While it’s a function of continuing executive perceptions of IC as a “corporate megaphone” as opposed to a turbocharger of strategy, it also reflects the fact that communication professionals and the profession as a whole have done a lousy job of demonstrating the value we add to our organizations and society.
Simply put, we measure the wrong stuff.
Most popular measurements are linear, like ROI (return on investment), but most comms work focuses on outcomes, which are binary.
As in:
- Whether we achieved the objective or hit the target.
- Whether we closed the sale.
- Whether we integrated the acquisition successfully or opened the new train line on schedule.
We help businesses win a lot of all-or-nothing bets. But since there's rarely a linear way to measure them, our contribution gets discounted. We get pressurized to focus on outputs instead of outcomes solely because outputs are more easily measured in a linear way, like clicks and open rates, even though they offer little demonstrable value.
We're not alone in this. Other disciplines face similar pressures, like my previous game of political campaign management. US political pollster Mark Mellman (whom I worked with 30 years ago) reviewed a study claiming that the ROI of individual communication pieces was basically zero and concluded that campaign expenditures were essentially worthless.
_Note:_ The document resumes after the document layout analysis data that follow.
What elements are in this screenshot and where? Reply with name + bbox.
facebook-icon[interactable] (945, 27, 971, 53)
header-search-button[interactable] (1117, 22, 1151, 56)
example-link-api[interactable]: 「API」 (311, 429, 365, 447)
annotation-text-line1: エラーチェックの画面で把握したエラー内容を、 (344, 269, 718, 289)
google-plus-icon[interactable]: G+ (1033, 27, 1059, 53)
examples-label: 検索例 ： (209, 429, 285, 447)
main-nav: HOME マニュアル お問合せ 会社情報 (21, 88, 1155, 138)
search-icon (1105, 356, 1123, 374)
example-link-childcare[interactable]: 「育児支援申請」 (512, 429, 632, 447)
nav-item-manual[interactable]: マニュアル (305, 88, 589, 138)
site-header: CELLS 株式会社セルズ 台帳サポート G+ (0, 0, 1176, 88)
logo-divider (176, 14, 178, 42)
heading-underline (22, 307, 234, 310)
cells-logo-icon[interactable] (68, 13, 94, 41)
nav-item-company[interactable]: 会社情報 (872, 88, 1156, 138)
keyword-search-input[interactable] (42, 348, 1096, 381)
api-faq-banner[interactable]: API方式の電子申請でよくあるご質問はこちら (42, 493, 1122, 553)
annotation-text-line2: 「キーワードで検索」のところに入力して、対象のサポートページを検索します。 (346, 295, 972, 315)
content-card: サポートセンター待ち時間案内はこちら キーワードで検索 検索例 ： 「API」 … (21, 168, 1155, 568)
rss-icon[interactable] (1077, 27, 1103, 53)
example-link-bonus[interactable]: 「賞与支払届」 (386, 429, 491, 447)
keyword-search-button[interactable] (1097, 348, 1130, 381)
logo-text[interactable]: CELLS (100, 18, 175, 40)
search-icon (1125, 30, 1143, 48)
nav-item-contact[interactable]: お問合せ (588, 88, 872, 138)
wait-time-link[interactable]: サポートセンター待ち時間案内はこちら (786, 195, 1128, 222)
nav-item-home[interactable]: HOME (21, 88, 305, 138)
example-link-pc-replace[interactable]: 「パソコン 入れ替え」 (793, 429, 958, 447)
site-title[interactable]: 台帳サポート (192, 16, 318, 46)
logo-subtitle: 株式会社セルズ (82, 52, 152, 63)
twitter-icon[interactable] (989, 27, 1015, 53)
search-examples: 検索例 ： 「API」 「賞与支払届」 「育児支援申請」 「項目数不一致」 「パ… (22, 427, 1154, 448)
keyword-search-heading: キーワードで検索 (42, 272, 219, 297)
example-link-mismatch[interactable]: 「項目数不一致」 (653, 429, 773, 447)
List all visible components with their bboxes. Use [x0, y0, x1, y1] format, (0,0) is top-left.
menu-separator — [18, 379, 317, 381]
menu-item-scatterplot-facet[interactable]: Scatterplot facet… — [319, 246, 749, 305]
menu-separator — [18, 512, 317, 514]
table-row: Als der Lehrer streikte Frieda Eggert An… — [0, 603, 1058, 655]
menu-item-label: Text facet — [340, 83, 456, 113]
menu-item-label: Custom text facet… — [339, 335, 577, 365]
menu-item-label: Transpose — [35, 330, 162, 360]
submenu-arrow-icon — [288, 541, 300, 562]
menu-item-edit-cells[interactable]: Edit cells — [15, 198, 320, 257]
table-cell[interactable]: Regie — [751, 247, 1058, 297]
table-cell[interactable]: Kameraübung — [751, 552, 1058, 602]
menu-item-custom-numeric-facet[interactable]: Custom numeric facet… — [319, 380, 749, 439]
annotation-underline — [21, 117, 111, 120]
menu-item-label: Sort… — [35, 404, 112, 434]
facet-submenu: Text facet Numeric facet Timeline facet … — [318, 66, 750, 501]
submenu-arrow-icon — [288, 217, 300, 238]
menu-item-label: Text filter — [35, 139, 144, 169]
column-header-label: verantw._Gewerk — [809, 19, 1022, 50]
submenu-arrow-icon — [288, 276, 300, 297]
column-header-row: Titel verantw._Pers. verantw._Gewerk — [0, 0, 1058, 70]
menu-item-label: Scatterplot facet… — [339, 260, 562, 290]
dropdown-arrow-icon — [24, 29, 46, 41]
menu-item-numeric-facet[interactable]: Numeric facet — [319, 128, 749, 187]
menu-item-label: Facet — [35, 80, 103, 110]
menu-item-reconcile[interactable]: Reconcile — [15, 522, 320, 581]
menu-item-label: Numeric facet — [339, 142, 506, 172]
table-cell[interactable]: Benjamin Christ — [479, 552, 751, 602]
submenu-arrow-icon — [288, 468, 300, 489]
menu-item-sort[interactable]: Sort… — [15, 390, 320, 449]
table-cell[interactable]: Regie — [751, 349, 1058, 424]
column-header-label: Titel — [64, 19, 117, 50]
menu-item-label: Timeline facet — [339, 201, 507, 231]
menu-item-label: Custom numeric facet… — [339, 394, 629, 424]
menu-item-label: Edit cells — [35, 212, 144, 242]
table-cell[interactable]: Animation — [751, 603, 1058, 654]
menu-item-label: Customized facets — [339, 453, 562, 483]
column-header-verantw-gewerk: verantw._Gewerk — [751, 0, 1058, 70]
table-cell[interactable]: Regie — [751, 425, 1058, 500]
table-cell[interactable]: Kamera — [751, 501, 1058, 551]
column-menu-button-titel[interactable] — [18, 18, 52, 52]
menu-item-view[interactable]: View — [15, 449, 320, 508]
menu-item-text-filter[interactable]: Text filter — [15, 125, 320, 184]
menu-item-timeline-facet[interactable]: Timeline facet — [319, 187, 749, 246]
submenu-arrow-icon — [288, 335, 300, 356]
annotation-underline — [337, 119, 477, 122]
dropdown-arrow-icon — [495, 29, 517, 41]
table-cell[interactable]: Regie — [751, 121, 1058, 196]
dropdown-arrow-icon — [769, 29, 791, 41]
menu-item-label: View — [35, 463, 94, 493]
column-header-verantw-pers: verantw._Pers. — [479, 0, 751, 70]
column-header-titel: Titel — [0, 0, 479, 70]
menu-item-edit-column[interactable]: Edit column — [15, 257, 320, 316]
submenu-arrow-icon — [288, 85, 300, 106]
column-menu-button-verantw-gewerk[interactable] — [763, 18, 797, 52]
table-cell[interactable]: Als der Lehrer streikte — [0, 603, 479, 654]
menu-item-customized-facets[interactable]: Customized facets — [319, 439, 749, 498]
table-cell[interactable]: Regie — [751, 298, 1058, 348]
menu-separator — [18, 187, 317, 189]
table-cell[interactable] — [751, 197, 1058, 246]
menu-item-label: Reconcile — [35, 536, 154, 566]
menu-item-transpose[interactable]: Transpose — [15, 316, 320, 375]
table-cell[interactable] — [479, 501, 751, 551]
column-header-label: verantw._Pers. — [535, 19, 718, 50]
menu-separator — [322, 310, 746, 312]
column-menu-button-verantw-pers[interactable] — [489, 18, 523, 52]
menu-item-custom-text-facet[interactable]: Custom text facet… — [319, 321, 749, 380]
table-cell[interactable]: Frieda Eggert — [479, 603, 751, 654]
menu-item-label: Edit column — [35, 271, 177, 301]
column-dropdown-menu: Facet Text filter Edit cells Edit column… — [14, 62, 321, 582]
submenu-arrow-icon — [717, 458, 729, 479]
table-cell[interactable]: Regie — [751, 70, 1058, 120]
Mellman countered that all of these pieces have a cumulative effect, and after all, an election is a binary outcome.
ROI has its use; online analytics have their uses. But what we do as communication professionals ultimately involves having cumulative impact on a lot of binary outcomes. Our future as professionals may well depend on us getting far better at documenting the dollar value and impact of those outcomes so that we are seen as essential as the recovery unfolds.
Developing and honing business strategy is a pivotal aspect of a communicator’s role. Our role’s essential elements include leading clients through message development, analyzing intended impact on desired outcomes and competitive dynamics, and ultimately developing a coherent strategy for the initiative in question. All of these are binary - did it or didn’t do it - activities, and they generally build up to binary outcomes. Trying to elicit the value of three hours spent doing the middle third of an analysis makes no sense.
Communicators are skilled thought leaders. When we identify areas requiring change or improvement, we begin planting seeds of change with key influencers - some of whom may be outside the intended target audience but whose support may have even more impact on the outcome.
This is not to say ROI is worthless. Where there is a genuine proportional relationship between investment and impact, ROI can be a simple, satisfying answer, and can buy time (and budget) for a team, function or project to continue on.
But more often than not, it tends to chronically understate our impact and systemically undersells our value. In today’s cutthroat cash-conservation climate, we need to find a better way to make a case for ourselves, and we need to do it soon.